In the beginning (ancient times that they were in like 2005-2010/201ish), the best way to do this was to do de novo OTU picking, which took the sequences, compared them to each other, and spit out read clusters. Then, you did taxonomic classification by naive bayes classifier or blasting the centroids or something, and you got a phylogenetic tree by doing de novo alignment on your centroid. The advantage was that you got to keep all your reads (whoo!). The disadvantage was that the clusters weren't externally valid or necessarily stable. Introducing a new sequence could shift everything!

And so, one solution to this was the move toward closed reference picking against databases (2010-2015ish) where the OTUs were clustered against an existing external framework. The advantage is that no matter how many more sequences you have, they should (theoretically) behave the same way. (YMMV). The tree and taxonomy then came from the database. The advantage is that everything is consistent within a database and hypervariable region (whoo!) and you can combine sequences from multiple regions against the same reference (whoo!). The disadvantage is that if a database wasn't well defined for your environment, you would lose sequences. Also that your results were only as good as your reference, so you have to trust your reference. IMO, closed reference works really well for defined human communities and is problematic elsewhere.

Open reference was the answer to the problem of a poorly defined enviroment: anything you could cluster against hte reference got that identifier and taxonomy and then what couldn't be clustered was scooped up, clustered on its own, and annotated. It's faster and more externally valid than de novo but keeps more reads in new enviroments that closed reference.

The problem with all the OTU picking methods is that they cluster at some identity threshold which means you (potentially) lose out on real biological variation. If you have two organsims which only differ by a single basepair in their 16s sequence over the region where you're looking, you probably won't see them at the standard 97% clustering.

And then, in 2016, denoising was introduced. (There was a group who was doing oligotyping in like 2015ish, but we dont really talk about that anymore so we're going to ignore it here). Denosing is this idea that we know what error looks like... so we just remove the error! There are a couple different algorithmic approaches to this problem (two of which are implemented in :qiime2:) but that's essentially it. And then, you get your taxonomy by blasting or clustering or a naive bayes classifer or improved naive baysian classifier... (There's been a lot of developments in 16s in the last like 4ish years).
...You can also denoise to ASVs and then cluster again!

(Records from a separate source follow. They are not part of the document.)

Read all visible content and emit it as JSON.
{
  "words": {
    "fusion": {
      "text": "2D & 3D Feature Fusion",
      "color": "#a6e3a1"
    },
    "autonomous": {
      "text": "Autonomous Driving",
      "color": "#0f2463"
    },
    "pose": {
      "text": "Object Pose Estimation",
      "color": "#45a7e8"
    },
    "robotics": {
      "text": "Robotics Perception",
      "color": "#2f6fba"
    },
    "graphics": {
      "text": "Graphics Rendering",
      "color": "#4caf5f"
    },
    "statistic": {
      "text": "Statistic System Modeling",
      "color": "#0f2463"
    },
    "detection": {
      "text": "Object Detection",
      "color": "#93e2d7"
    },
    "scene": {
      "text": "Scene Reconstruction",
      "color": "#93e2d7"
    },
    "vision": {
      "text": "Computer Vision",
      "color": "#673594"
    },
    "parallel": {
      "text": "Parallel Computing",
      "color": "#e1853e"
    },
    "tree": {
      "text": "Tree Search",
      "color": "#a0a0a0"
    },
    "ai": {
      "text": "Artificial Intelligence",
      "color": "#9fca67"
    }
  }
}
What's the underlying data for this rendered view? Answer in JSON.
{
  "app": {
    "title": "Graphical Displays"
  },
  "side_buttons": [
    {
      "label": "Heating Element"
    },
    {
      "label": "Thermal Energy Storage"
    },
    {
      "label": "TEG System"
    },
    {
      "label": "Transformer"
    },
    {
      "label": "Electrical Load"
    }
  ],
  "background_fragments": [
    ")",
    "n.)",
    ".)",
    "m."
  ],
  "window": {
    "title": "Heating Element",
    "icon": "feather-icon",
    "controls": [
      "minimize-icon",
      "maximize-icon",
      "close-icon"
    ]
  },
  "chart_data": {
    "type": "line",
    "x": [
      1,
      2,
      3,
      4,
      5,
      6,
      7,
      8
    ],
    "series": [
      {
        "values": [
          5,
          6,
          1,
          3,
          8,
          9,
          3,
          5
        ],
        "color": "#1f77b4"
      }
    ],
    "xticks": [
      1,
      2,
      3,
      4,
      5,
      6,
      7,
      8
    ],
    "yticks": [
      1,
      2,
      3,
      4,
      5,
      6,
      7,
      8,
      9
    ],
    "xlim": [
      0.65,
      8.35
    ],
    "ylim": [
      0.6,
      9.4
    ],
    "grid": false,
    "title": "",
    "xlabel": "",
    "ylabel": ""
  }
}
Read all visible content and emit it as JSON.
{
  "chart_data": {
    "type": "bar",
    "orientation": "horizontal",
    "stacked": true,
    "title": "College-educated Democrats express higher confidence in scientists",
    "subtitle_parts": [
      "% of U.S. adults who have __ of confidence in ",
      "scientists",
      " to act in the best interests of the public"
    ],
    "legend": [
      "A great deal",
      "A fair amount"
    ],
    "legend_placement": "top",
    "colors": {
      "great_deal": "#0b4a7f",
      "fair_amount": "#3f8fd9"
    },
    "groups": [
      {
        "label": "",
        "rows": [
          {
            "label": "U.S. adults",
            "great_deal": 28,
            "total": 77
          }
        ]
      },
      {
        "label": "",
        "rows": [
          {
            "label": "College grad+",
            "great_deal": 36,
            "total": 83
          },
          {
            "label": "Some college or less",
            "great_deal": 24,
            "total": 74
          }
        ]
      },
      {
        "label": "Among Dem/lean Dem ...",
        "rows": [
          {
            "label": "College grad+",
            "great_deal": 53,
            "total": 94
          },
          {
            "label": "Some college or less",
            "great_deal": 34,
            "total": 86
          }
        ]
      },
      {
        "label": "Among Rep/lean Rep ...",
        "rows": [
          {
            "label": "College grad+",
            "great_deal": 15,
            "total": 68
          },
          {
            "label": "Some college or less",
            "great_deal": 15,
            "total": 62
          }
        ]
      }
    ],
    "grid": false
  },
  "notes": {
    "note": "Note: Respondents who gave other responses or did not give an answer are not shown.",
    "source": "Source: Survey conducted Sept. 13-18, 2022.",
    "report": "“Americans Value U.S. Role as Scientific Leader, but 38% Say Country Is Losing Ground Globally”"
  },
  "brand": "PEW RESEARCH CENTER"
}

Okay, so given the slight history lesson, here's my summary table:

criteria	de novo	open reference	closed reference	denoising
requires database	No	Yes	Yes	No
keeps all your high quality reads	Yes	Yes	No	Yes
externally valid vs	no	kind of	Yes	with same trim length and hypervariable region
combine multiple hypervariable regions	no	no	yes	no
taxonomic annotation	classifier	database & classifier	database	classifier
single nucleotide resolution vs	no	no	no	yes

Ultimately, my (personal) recommendation is to just go for ASVs. It's 2020, a new decade, and there's not a lot of reason to throw out resolution when we have the technology to look at it!

But, there was also a great thread debating these issues a while back:

Best,
Justine

osman · February 4, 2020, 12:38pm

Thank you Justine for your time and effort for the detailed explanation.